Nicht zu vergessen ist auch der Einfluss des Zeitgeistes auf eine Theorie, so fällt beispielsweise auf, das etwa zeitgleich mit den Genderstudies bei den Pferdeherden der Hengst als Chef der Herde von der Leitstute abgelöst wurde ...

Das Modell der Konditionierung erklärt zwar Einiges, lässt aber gewisse Bereiche ausser acht. So geht es nicht auf die innere Befindlichkeit des "Versuchsobjekts" ein, seine Motive, seine Emotionen, seine Triebe oder seine Erkenntnisfähigkeit (Modell der Black Box, was im Inneren abläuft, ist nicht messbar und daher für das Modell irrelevant). Es behandelt auch nicht die Vorgänge im Gehirn, die beim Lernen ablaufen, ebensowenig geht es auf die Frage ein, ob ein Verhalten eventuell genetisch verankert ist (wie z.B. die Gangarten bei den Pferden). Des Weiteren ist dieses Modell (typisch wissenschaftlich) "amoralisch", d.h. es kümmert sich nicht darum, mit welchen Mitteln ein bestimmtes Verhalten konditioniert wurde, es interessiert nur, dass das Verhalten konditioniert wurde.

Ich kann natürlich versuchen, alle möglichen Verhaltensweisen via Konditionierung zu erklären, fragt sich allerdings, wie sinnvoll das ist. Welche Konditionierung führt dazu, dass Katzen rollig werden? Während einiger Jahre im letzten Jahrhundert rissen viele Menschen bei allen möglichen Gelegenheiten den rechten Arm hoch; kann mir mal jemand dieses Phänomen nach dem Modell der Konditionierung erklären? Wenn alle Verhaltensweisen konditioniert wären, müsste es auch möglich sein, "unerwünschte" Verhaltensweisen wie Masturbation oder Homosexualität umzukonditionieren, dies funktioniert aber nicht, wie sich in diversen Gesellschaften gezeigt hat, woran liegt das?

Was ich auch vermisse, ist die Rolle der Einsicht oder des Verstehens. Ich kann einem Schüler mit positiver und/oder negativer Verstärkung beibringen, wie er den Satz des Pythagoras anwenden soll, d.h. dass er konkrete Zahlen brav in eine auswendig gelernte Formel einsetzt, aber das, was ich als Mathelehrer eigentlich will, ist, dass der Schüler den Satz des Pythagoras versteht. Natürlich ist nicht anzunehmen, dass Pferde über Mathematik nachdenken, aber es gibt auch beim Erlernen von Bewegungen eine Art von Verstehen oder "den Dreh raushaben", und wenn ich mit Pferden arbeite, ist das "auf mein Signal A folgt dein Verhalten B" nur eine Voraussetzung, damit ich dem Pferd gewisse Bewegungsabläufe nahelegen kann, aber "den Dreh rauskriegen" muss das Pferd dann selbst.

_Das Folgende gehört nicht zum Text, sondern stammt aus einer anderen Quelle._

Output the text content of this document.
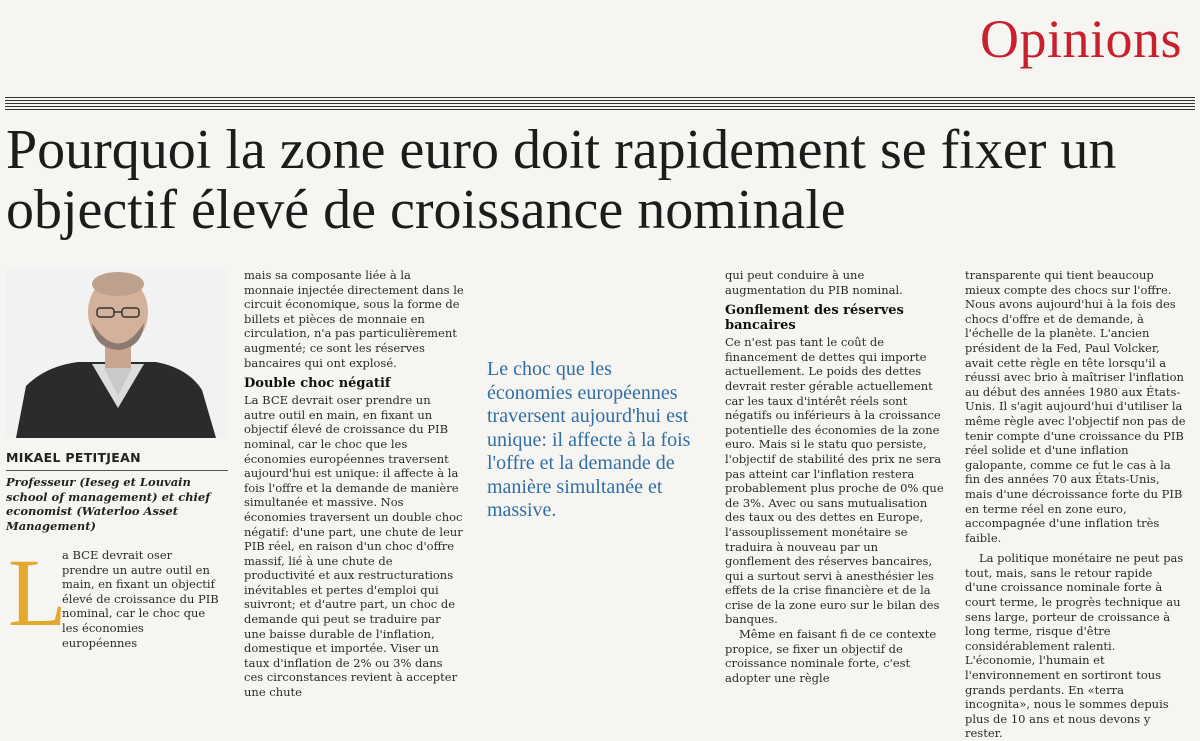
Opinions
Pourquoi la zone euro doit rapidement se fixer un objectif élevé de croissance nominale
MIKAEL PETITJEAN
Professeur (Ieseg et Louvain school of management) et chief economist (Waterloo Asset Management)
L

a BCE devrait oser prendre un autre outil en main, en fixant un objectif élevé de croissance du PIB nominal, car le choc que les économies européennes

mais sa composante liée à la monnaie injectée directement dans le circuit économique, sous la forme de billets et pièces de monnaie en circulation, n'a pas particulièrement augmenté; ce sont les réserves bancaires qui ont explosé.

Double choc négatif

La BCE devrait oser prendre un autre outil en main, en fixant un objectif élevé de croissance du PIB nominal, car le choc que les économies européennes traversent aujourd'hui est unique: il affecte à la fois l'offre et la demande de manière simultanée et massive. Nos économies traversent un double choc négatif: d'une part, une chute de leur PIB réel, en raison d'un choc d'offre massif, lié à une chute de productivité et aux restructurations inévitables et pertes d'emploi qui suivront; et d'autre part, un choc de demande qui peut se traduire par une baisse durable de l'inflation, domestique et importée. Viser un taux d'inflation de 2% ou 3% dans ces circonstances revient à accepter une chute

Le choc que les économies européennes traversent aujourd'hui est unique: il affecte à la fois l'offre et la demande de manière simultanée et massive.

qui peut conduire à une augmentation du PIB nominal.

Gonflement des réserves bancaires

Ce n'est pas tant le coût de financement de dettes qui importe actuellement. Le poids des dettes devrait rester gérable actuellement car les taux d'intérêt réels sont négatifs ou inférieurs à la croissance potentielle des économies de la zone euro. Mais si le statu quo persiste, l'objectif de stabilité des prix ne sera pas atteint car l'inflation restera probablement plus proche de 0% que de 3%. Avec ou sans mutualisation des taux ou des dettes en Europe, l'assouplissement monétaire se traduira à nouveau par un gonflement des réserves bancaires, qui a surtout servi à anesthésier les effets de la crise financière et de la crise de la zone euro sur le bilan des banques.

Même en faisant fi de ce contexte propice, se fixer un objectif de croissance nominale forte, c'est adopter une règle

transparente qui tient beaucoup mieux compte des chocs sur l'offre. Nous avons aujourd'hui à la fois des chocs d'offre et de demande, à l'échelle de la planète. L'ancien président de la Fed, Paul Volcker, avait cette règle en tête lorsqu'il a réussi avec brio à maîtriser l'inflation au début des années 1980 aux États-Unis. Il s'agit aujourd'hui d'utiliser la même règle avec l'objectif non pas de tenir compte d'une croissance du PIB réel solide et d'une inflation galopante, comme ce fut le cas à la fin des années 70 aux États-Unis, mais d'une décroissance forte du PIB en terme réel en zone euro, accompagnée d'une inflation très faible.

La politique monétaire ne peut pas tout, mais, sans le retour rapide d'une croissance nominale forte à court terme, le progrès technique au sens large, porteur de croissance à long terme, risque d'être considérablement ralenti. L'économie, l'humain et l'environnement en sortiront tous grands perdants. En «terra incognita», nous le sommes depuis plus de 10 ans et nous devons y rester.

So interessant das Modell der Konditionierung und Lerntheorien sind, für mich sind sie nur ein kleiner Teil meiner theoretischen Beschäftigung mit dem Thema Pferd, da sie so viel nun auch wieder nicht hergeben, bzw. manchmal einfach banal sind. Ich finde komplexere Modelle, die auch die Vorgänge im Pferd miteinbeziehen, viel interessanter, und ich gehe davon aus, dass es sehr wohl Verhaltensweisen gibt, die nicht konditioniert wurden, sondern genetisch verankert sind.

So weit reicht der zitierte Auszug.